Asia’s economies have lost their stride. After years of heady growth and a remarkable rebound after the global financial crisis, the pace has slowed into a disappointing rhythm.
In China, fears over a hard landing remain overdone but giving priority to reforms this year will inevitably weigh on growth.
Japan, the region’s other giant, will also slow from last year’s blistering pace as the initial boost from ‘Abenomics’ wears off and reforms take effect. Even so, the Bank of Japan will seek to cushion the blow through extra monetary easing.
India’s new government must press on with reforms while its central bank maintains a tight rein to finally throttle inflation. Fiscal spending may need to be cut further, but a sharpened current-account deficit gives a cushion against rates rising elsewhere.
A sharp rise in US interest rates would severely impact on growth across emerging Asia
Australia’s rebalancing has proceeded only gradually, hindered by a stubbornly high currency and 2013’s tight fiscal settings. However, growth, and a weaker exchange rate, may avert further rate cuts. But New Zealand needs rate hikes to quell rising inflation pressures and a frothy property market.
The Korean economy has pulled up in recent months too. Exports improved despite the weaker yen but faster US growth could have a more positive impact here than anywhere except Taiwan. However, China now matters more for both countries than the US, so their recovery should prove more muted than previously.
Indonesia’s growth is also expected to remain subdued by past standards and elections could finally produce more policy action. Politics will also dominate in Thailand, with gridlock weighing increasingly on growth. However, Malaysia and the Philippines appear more stable, even if growth is below the desired pace.
One trend over recent years has been the declining sensitivity of Asian exports to swings in Western demand. Caution is warranted about the common view that a vigorous recovery in the US and Europe could lift Asia out of its malaise.
But credit, as a proportion of GDP in Asia outside Japan, has soared from 80 to 110 per cent over the past decade. So while ten years ago, Asia was export, but not interest-rate dependent, the reverse is true now.
A sharp rise in US interest rates would severely impact on growth across emerging Asia. But apart from the underlying resilience of financial systems, two other reasons provide hope for 2014.
First, the US is still struggling to reach ‘escape velocity’ so a sharp rise in dollar rates may yet be avoided. Second, liquidity generated by the Bank of Japan should spill increasingly into the rest of the region, offsetting gentle rises in interest rates elsewhere. The transmission of Japan’s monetary stimulus will come mostly through its banks’ lending across the region.
But interest rates will not remain low forever. Debt-driven growth in emerging Asia will sooner or later run out of steam. As leverage reaches its capacity, more rapid gains in productivity will be needed to sustain the region’s impressive run.

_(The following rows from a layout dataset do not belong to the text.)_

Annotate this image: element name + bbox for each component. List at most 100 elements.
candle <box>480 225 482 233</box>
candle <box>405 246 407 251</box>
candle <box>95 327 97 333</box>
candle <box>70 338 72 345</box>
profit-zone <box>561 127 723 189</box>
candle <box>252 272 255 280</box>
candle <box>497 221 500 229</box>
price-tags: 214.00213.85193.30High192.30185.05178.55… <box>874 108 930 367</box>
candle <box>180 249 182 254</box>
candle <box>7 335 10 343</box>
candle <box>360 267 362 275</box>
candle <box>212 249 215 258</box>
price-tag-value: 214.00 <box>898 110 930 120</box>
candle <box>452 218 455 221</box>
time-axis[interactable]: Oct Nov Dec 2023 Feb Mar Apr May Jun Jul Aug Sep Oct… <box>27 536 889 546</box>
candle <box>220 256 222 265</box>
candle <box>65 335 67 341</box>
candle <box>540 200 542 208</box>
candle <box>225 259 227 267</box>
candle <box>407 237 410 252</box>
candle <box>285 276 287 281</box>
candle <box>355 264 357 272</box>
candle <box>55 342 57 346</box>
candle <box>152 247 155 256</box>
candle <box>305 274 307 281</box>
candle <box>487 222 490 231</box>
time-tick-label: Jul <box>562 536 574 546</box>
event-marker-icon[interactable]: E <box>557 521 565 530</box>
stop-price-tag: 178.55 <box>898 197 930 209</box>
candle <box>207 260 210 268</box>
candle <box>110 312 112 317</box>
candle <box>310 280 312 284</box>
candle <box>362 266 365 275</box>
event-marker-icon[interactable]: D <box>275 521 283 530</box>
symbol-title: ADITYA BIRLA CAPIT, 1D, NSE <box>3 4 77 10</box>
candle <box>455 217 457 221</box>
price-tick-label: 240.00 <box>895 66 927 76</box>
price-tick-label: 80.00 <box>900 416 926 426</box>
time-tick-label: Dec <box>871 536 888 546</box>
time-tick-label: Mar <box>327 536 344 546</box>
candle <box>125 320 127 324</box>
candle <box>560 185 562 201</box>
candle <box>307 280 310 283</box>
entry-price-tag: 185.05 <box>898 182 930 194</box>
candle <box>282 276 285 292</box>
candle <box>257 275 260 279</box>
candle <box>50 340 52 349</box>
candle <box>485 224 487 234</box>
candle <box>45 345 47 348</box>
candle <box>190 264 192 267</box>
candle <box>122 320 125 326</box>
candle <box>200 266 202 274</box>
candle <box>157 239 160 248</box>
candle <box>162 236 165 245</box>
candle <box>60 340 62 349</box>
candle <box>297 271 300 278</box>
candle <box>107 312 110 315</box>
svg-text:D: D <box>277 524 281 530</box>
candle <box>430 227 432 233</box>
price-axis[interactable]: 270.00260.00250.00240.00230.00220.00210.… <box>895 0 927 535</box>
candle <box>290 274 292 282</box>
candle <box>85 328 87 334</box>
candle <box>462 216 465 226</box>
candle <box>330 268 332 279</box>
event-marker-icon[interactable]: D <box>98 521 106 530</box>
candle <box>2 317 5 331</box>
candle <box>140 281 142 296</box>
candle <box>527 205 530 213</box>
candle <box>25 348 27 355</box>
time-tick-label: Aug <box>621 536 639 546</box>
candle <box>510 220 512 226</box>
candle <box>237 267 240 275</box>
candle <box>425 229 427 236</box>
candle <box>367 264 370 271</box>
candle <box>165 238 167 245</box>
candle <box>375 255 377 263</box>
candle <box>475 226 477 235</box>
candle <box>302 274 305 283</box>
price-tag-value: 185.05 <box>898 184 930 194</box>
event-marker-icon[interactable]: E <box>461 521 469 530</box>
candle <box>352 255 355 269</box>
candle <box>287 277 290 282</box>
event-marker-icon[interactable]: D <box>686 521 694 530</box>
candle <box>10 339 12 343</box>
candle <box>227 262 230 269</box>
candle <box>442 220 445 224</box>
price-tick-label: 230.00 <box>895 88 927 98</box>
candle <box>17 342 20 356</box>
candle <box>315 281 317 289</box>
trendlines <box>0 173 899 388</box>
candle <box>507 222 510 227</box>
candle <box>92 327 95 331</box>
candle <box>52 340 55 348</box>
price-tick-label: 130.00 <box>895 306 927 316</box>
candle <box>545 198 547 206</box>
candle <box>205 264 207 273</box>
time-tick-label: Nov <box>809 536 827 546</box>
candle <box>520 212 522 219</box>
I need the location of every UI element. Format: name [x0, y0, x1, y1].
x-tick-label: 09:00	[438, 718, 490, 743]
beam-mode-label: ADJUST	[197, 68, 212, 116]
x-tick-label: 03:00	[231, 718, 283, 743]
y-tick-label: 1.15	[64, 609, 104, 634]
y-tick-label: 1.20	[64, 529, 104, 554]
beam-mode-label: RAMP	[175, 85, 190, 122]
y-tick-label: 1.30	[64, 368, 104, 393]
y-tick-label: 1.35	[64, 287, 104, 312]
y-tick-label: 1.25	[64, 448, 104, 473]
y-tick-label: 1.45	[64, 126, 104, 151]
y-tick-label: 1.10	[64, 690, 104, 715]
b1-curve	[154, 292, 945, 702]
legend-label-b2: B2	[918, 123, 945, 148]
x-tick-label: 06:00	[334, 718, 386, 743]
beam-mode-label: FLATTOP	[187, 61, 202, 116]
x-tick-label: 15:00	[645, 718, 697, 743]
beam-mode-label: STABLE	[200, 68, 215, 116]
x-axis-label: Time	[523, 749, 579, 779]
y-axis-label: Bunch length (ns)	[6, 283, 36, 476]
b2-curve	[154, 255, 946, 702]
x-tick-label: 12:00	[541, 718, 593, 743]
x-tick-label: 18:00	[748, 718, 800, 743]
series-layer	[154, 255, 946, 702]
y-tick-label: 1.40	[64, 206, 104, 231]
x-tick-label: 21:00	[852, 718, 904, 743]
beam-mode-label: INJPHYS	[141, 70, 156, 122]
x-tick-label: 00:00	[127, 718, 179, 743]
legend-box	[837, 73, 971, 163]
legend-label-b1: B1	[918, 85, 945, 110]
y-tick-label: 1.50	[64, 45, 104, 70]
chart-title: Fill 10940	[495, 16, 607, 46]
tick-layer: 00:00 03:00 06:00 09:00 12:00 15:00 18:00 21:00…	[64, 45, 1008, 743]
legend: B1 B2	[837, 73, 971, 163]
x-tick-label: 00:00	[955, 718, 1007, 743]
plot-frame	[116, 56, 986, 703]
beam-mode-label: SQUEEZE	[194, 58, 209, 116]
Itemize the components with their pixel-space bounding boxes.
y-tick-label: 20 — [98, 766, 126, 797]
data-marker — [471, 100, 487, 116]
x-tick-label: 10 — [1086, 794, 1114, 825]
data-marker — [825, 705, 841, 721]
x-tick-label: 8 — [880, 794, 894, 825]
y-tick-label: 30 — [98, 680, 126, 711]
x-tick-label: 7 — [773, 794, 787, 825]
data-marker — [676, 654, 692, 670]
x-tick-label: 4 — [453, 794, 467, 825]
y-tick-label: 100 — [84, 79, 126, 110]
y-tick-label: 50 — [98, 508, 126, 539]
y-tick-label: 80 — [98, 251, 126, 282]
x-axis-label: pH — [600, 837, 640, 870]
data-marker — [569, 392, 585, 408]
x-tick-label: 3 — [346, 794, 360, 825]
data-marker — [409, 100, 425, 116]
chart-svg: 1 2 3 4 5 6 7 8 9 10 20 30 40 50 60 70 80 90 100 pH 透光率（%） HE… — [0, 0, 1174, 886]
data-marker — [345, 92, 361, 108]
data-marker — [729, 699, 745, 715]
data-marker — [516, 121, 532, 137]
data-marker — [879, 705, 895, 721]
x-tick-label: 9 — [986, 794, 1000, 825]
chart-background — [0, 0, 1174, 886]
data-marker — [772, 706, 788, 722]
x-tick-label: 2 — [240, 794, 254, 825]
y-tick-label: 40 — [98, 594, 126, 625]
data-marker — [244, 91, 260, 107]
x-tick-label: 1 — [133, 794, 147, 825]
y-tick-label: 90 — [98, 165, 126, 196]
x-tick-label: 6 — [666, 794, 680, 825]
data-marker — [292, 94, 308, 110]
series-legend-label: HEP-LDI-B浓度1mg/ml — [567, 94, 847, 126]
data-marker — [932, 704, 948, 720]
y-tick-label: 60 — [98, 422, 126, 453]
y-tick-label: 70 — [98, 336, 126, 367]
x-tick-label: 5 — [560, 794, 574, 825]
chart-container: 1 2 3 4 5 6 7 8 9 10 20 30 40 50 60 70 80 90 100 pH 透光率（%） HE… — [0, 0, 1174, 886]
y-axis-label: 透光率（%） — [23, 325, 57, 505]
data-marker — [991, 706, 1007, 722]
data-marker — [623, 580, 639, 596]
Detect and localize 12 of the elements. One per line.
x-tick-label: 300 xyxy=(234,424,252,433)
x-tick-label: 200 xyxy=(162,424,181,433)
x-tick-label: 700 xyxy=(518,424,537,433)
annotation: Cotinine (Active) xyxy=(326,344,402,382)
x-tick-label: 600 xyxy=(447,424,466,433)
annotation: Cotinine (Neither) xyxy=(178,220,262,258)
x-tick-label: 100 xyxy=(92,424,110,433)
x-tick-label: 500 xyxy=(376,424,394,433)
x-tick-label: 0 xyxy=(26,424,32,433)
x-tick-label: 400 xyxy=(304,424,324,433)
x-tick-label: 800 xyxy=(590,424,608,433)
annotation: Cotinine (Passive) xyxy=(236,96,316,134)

This requires structural reforms – stretching from better government spending (fewer subsidies and more infrastructure outside China), pruning state-owned enterprises’ privileges (in Malaysia and India as well as China), freer trade and investment (everywhere), greater local competition among firms (again, everywhere), improved education and more robust intellectual property regimes to accelerate technological advances (also everywhere), to financial liberalisation (especially in China and India).